SAN FRANCISCO & NEW YORK—(BUSINESS WIRE)—The New Jersey Meadowlands, home of MetLife Stadium and Super Bowl XLVIII, has long been known for its unpredictable, swirling winter winds. Autodesk and FOX Sports — the cable network that will broadcast Super Bowl XLVIII on Sunday — are teaming up to give viewers the opportunity to see the impact that wind may have on the first Super Bowl ever held outdoors in a cold-weather locale. The technology, dubbed FOX WEATHER TRAX for the game, will clearly illustrate dynamic in-stadium airflow patterns for the first time ever on live television.

FOX Sports called upon Autodesk to illustrate the challenges players may face due to potentially unprecedented Super Bowl wind conditions. Using Autodesk simulation technology to calculate the specific weather conditions inside MetLife Stadium in East Rutherford, New Jersey, the Autodesk and FOX plan to superimpose visual representations of wind direction directly over game play.
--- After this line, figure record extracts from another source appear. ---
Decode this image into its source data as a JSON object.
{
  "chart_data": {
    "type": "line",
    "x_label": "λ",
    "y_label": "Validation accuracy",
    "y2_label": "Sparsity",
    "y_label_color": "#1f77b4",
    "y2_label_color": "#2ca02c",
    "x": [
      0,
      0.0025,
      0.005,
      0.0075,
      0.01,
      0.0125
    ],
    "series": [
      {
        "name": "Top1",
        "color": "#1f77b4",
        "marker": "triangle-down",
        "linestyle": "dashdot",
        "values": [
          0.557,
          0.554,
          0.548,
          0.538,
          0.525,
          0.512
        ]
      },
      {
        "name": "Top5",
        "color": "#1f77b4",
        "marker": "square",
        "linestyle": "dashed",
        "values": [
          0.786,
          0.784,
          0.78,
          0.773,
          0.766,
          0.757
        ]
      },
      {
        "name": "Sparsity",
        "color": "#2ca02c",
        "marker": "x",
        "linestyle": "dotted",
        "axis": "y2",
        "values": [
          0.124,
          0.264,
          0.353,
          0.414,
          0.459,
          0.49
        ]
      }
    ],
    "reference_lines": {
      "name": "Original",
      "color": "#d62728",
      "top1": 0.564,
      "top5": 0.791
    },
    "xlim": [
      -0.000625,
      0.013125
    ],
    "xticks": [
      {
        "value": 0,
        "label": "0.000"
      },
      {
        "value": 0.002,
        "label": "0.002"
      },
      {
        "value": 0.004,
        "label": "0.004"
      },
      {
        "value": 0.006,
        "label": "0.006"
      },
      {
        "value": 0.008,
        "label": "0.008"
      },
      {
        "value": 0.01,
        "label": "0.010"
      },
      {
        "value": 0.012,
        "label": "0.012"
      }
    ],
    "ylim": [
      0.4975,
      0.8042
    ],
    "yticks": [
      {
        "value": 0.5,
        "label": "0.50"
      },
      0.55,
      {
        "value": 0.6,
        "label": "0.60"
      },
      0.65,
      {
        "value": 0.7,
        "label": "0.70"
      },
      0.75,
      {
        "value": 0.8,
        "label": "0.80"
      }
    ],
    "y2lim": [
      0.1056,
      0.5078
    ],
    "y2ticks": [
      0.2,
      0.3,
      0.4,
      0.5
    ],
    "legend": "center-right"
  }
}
In the past, coaches, players, commentators, and fans relied on field goal flags to determine how the wind might have influenced a pass or field goal. It was a guessing game at best, and one that typically left viewers scratching their heads as to why a kick or touchdown pass was missed.

"Wind is obviously an invisible factor that can directly affect the outcome of a game," said Zac Fields, vice-president, Graphics & Technology, FOX Sports, who is working directly with the Autodesk team on the project. "Since the wind has a notorious reputation in the New Jersey Meadowlands, and given the magnitude of the game, we looked for and found a great tool to depict this phenomenon in excellent detail, which should help the more than 100 million viewers actually 'see the wind.'"

Simulation technology is regularly used by product designers, architects, and engineers to investigate what-if design scenarios, explore new ideas, and gain deeper insight into how a product, machine, or building would behave during real-world use. The technology has radically improved the design process by allowing Autodesk customers to test and analyze designs digitally before physical production.

“When FOX Sports sought to take this year’s Super Bowl viewing experience to the next level, Autodesk was more than ready to answer the call,” said Buzz Kross, Autodesk senior vice-president. “People use our simulation software every day to understand and predict outcomes in the world around them. Whether it’s testing how a mobile phone operates in extreme temperatures or the air flow in an office building, our simulation tools help people make better decisions and produce winning outcomes.”

How it Works

For the first time ever, home viewers will have an insider’s view of the wind and airflow patterns at the stadium, but how exactly does it work? This video illustrates what Super Bowl XLVIII viewers will see.

  • Step 1. A digital model of the stadium is constructed using 3D modeling software.
  • Step 2. Simulation software interacts with the digital stadium model. The user alters wind speed and direction to suit the game day conditions and sees how the air flow patterns inside the stadium are affected.
  • Step 3. The simulation graphics are then played out over a live camera to show the viewer the wind paths in relation to the field.